Competence Development: Data Literacy and Statistics

Committee Chair: Prof. Dr. Christine Buchholz
Mail: Christine.Buchholz@h-brs.de
Hochschule Bonn-Rhein-Sieg
Vice-Chair: Katharina Schüller
Mail: katharina.schueller@stat-up.com
STAT-UP Statistical Consulting & Data Science GmbH
New Election: Fall 2025

 

Tasks, Goals and Contents:

Statistics in the higher education context

The committee is concerned with the many facets of education and training in statistics. It encompasses the subject-specific activities at educational institutions, such as general education schools, universities, and other scientific and vocational institutions. It includes the discussion and further development of curricula – also in international comparison – as well as the didactic design of statistics teaching. This also includes current aspects of the digitalization of teaching and the associated development of digital teaching-learning and examination concepts. In this context, the development and provision of OER learning materials that can also be offered outside of universities is also important.

Central topics for scientific statistics education are the content and formal standards for bachelor’s and master’s programs in statistics, which in turn ensure a generally accepted level of education with different focus areas at the various universities.

In addition, an important issue is statistics and data literacy education in the minor in non-statistics courses, where data play an increasing role and statistical content is therefore an important tool for practicing the respective science. Here, there are special requirements for the didactic and methodological approaches.

 

Data Literacy

Data literacy encompasses the data skills that are important for all people in a world shaped by digitization. It is an indispensable part of general education. Data literacy includes the skills to collect, manage, evaluate, and apply data in a critical way. If data is to support decision-making processes, it requires competent answers to four fundamental questions:

  • What do I want to do with data? Data and data analysis are not an end in themselves, but serve a concrete application in the real world.
  • What can I do with data? Data sources and their quality as well as the state of technical and methodological developments open up possibilities and set limits.
  • What am I allowed to do with data? All legal rules of data use (for example, data protection, copyrights, and licensing issues) must always be considered.
  • What should I do with data? Because data is a valuable resource, a normative claim derives from it to use it for the benefit of individuals and society.
  • The supporters of the charter see data literacy as a central competence of all people in the 21st century.
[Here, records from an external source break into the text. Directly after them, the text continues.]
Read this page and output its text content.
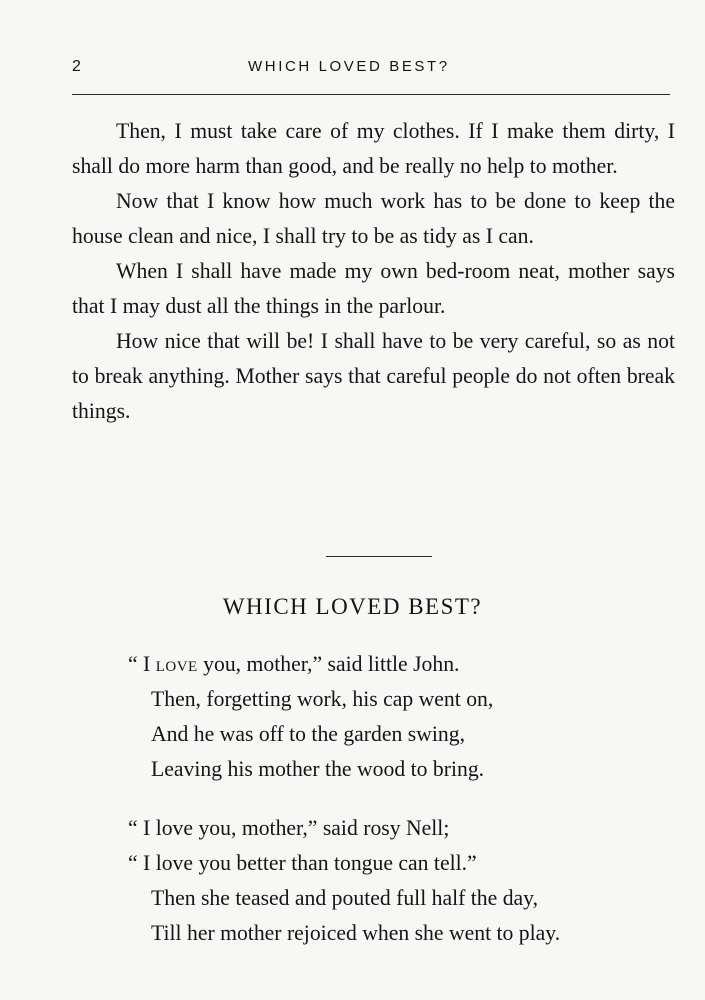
2	WHICH LOVED BEST?

Then, I must take care of my clothes. If I make them dirty, I shall do more harm than good, and be really no help to mother.

Now that I know how much work has to be done to keep the house clean and nice, I shall try to be as tidy as I can.

When I shall have made my own bed-room neat, mother says that I may dust all the things in the parlour.

How nice that will be! I shall have to be very careful, so as not to break anything. Mother says that careful people do not often break things.

WHICH LOVED BEST?
“ I love you, mother,” said little John.
Then, forgetting work, his cap went on,
And he was off to the garden swing,
Leaving his mother the wood to bring.
“ I love you, mother,” said rosy Nell;
“ I love you better than tongue can tell.”
Then she teased and pouted full half the day,
Till her mother rejoiced when she went to play.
It is the key to systematically transforming data into knowledge.

Data literacy enables people, companies, and scientific institutions, as well as governmental or civil society organizations, to

  • actively participate in opportunities for data use;
  • deal confidently and responsibly with their own and others’ data;
  • use new drivers and technologies such as Big Data, Artificial Intelligence, or Internet of Things to meet individual needs, address societal challenges, and solve global problems.

Data literacy strengthens judgment, self-determination and a sense of responsibility, and promotes the social and economic participation of all of us in a world shaped by digitalization.

The “Competence Development: Data Literacy and Statistics” committee of the German Statistical Society is developing concepts for disseminating this understanding of data literacy and further strengthening the associated competencies, especially from the perspective of statistics. This is done by diagnosing the most common errors and fallacies that occur in everyday statistical thinking, combined with suggestions on how to avoid these fallacies (for example, by arguing with absolute numbers instead of proportions and probabilities, or by means of intelligent data graphics), and especially by making suggestions on how to promote the understanding of statistics in general. Here, psychology and statistics go hand in hand. Within the framework of the Statistical Week, the committee regularly exchanges its experiences in lectures and discussions. It also maintains a lively exchange with the creators of the Unstatistics of the Month and other Internet platforms in which statistical falsehoods spread by the media are addressed and corrected.

 

Topic Selection:

  • Statistics majors
  • Statistics and data literacy as a minor subject in bachelor and master degree programs
  • University didactics in statistics and data literacy
  • Digital statistical teaching-learning formats, flipping classroom concepts, OER materials
  • Competency-based examination formats in statistics
  • Statistical methodological needs in applied research
  • Multimedia and internet – apps and eLearning in statistics education, OER materials
  • Requirements of professional practice for statistics education
  • Statistical content in secondary school, vocational education, and continuing education
  • Sources of statistical data in teaching and research

 

Founding Notice:

The committee was established under the name of “Education and Training” as early as 1948 as part of the reestablishment of the German Statistical Society.